Business News


In this week's Business News: despite economic woes, budget deficit lowest in 11 years; nuclear plant generated record power in 2008; Czechs lured by weak pound, London sales; agriculture in the black and Czechs good at handling money, says report.

Despite economic woes, budget deficit lowest in 11 years

The Czech finance minister, Miroslav Kalousek, has reported that in 2008 the Czech Republic had its lowest budget deficit in eleven years. The reported deficit for the just-finished year is 20 billion crowns, significantly below the 70 billion crown deficit that had been estimated by the Finance Ministry itself back in the summer. Both stronger revenues as well as spending cutbacks resulting from government reforms are credited with the figure, which puts the country on a strong footing to meet Euro adoption criteria – although any plans to follow Slovakia, which just joined the Eurozone – are far from concrete. The Finance Ministry has also reported that the strong 2008 figures will allow it to have more money available to fight the effects of the global economic crisis, something which is certain to lead to higher budget deficit figures next year.

Nuclear plant generated record power in 2008

The Czech Republic’s Dukovany nuclear power station produced a record amount of electricity in 2008, according to its own figures. According to the numbers, 14.434 billion kilowatts were generated by Dukovany in 2008, a record figure, which represents a 3 percent increase on 2006 figures and a four percent increase on 2007 figures. The impressive results are attributed to modernisation at the plant which has resulted in greater efficiency and fewer shutdowns. Dukovany was put in operation in 1985, with an expected lifespan of thirty years, although operator ČEZ is said to be considering increasing that significantly. A greater reliance on nuclear power is often proposed as a means of tackling the Czech Republic’s future energy obligations – something opposed by anti-nuclear campaigners as well as the coalition Green Party.

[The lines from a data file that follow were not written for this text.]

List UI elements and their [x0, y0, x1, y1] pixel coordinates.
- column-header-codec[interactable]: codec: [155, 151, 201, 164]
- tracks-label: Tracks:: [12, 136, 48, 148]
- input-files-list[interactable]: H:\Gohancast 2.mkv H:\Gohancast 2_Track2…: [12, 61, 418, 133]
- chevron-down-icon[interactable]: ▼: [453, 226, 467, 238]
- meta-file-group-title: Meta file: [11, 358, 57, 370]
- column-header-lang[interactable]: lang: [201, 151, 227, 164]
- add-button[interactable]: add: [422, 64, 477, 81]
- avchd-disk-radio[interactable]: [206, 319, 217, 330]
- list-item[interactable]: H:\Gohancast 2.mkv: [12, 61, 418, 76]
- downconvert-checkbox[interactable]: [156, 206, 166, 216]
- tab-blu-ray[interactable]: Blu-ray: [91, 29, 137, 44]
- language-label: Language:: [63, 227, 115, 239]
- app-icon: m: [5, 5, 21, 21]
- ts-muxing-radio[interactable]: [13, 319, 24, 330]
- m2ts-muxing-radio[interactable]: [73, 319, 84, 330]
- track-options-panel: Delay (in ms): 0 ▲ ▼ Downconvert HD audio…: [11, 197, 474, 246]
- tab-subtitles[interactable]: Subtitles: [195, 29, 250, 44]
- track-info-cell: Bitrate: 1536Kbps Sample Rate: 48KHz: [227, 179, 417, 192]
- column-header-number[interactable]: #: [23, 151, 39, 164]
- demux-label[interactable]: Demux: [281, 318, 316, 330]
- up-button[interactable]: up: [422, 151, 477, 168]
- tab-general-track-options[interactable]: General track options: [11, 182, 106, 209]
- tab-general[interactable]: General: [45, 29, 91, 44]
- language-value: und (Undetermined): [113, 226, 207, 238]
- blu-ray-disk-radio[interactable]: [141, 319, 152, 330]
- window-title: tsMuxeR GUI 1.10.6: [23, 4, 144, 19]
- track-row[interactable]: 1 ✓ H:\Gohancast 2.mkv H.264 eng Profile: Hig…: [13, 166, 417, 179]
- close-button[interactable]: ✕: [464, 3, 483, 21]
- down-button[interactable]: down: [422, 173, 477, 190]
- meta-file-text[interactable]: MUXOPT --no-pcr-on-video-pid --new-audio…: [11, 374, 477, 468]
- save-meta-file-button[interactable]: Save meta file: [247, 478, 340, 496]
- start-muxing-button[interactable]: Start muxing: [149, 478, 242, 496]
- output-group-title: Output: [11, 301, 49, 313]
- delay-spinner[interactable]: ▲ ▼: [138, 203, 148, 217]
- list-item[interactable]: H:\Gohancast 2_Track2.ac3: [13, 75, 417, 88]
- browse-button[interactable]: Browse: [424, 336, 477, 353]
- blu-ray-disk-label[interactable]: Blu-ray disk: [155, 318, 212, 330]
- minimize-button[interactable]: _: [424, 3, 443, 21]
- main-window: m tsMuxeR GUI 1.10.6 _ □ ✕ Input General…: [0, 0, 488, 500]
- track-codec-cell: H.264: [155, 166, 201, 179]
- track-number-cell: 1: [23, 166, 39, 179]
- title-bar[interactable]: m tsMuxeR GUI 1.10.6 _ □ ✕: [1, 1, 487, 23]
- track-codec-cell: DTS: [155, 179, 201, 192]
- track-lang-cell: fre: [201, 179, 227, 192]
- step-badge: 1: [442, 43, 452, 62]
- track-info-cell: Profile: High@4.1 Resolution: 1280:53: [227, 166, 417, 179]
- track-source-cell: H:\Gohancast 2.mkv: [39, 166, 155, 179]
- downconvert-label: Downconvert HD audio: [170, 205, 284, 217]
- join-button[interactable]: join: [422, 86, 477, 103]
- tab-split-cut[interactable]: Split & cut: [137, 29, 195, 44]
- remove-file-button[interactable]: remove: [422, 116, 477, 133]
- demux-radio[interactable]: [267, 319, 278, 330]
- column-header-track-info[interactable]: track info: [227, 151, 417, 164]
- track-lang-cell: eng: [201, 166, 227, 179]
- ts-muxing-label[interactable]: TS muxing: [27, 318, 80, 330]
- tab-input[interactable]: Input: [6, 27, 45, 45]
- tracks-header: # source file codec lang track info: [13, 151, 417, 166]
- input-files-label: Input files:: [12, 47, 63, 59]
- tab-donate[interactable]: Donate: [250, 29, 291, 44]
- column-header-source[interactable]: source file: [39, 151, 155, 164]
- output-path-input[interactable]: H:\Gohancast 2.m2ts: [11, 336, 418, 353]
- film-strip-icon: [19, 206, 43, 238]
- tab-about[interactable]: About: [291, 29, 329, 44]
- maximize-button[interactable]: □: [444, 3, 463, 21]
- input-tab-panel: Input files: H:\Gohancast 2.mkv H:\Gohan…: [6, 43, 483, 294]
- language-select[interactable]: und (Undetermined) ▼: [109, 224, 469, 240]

Czechs lured by weak pound, London sales

Czechs are among those heading to London to take advantage of the city’s post-Christmas sales, according to the Czech daily Hospodářské Noviny. This is taking place against a backdrop of a strong crown – trading at around 27 crowns to the pound, as well as a weak British economy seeking to boost spending by slashing prices. Whereas such trips would have been reversed only a few years ago – with Brits flying for bargains to the Czech Republic – shifting fortunes now mean that Czechs have the means to spend on travel. Sales of up to 70 percent in Britain have also helped to tip the scales. Further, Hospodářské Noviny reports that Czechs are also increasingly making use of British online retail stores, which according to reports have a far greater selection compared to the Czech Republic; with postage costs of around 100 crowns seemingly well worth the price.

Agriculture in the black

Czech agricultural produce is expected to end the year with a profit of between 7-9 billion crowns according to figures from the Czech Statistical Office. Czech farming gains heavy subsidies from both the Czech government and the EU, totalling an estimated 24 billion crowns in 2008, with around 120 billion crowns worth of produce grown. Last year’s profit figures were 13 billion, suggesting a significant fall in profits in the industry, some of this attributed to increased energy costs, as well as growing costs of everything from seeds to fertilizer. Grain and cattle produce production fell by around ten percent in 2008, with increases in milk production, poultry farming and several other sectors. According to Eurostat figures, the Czech Republic ranks 11th in Europe in terms of wages earned by agriculture labourers.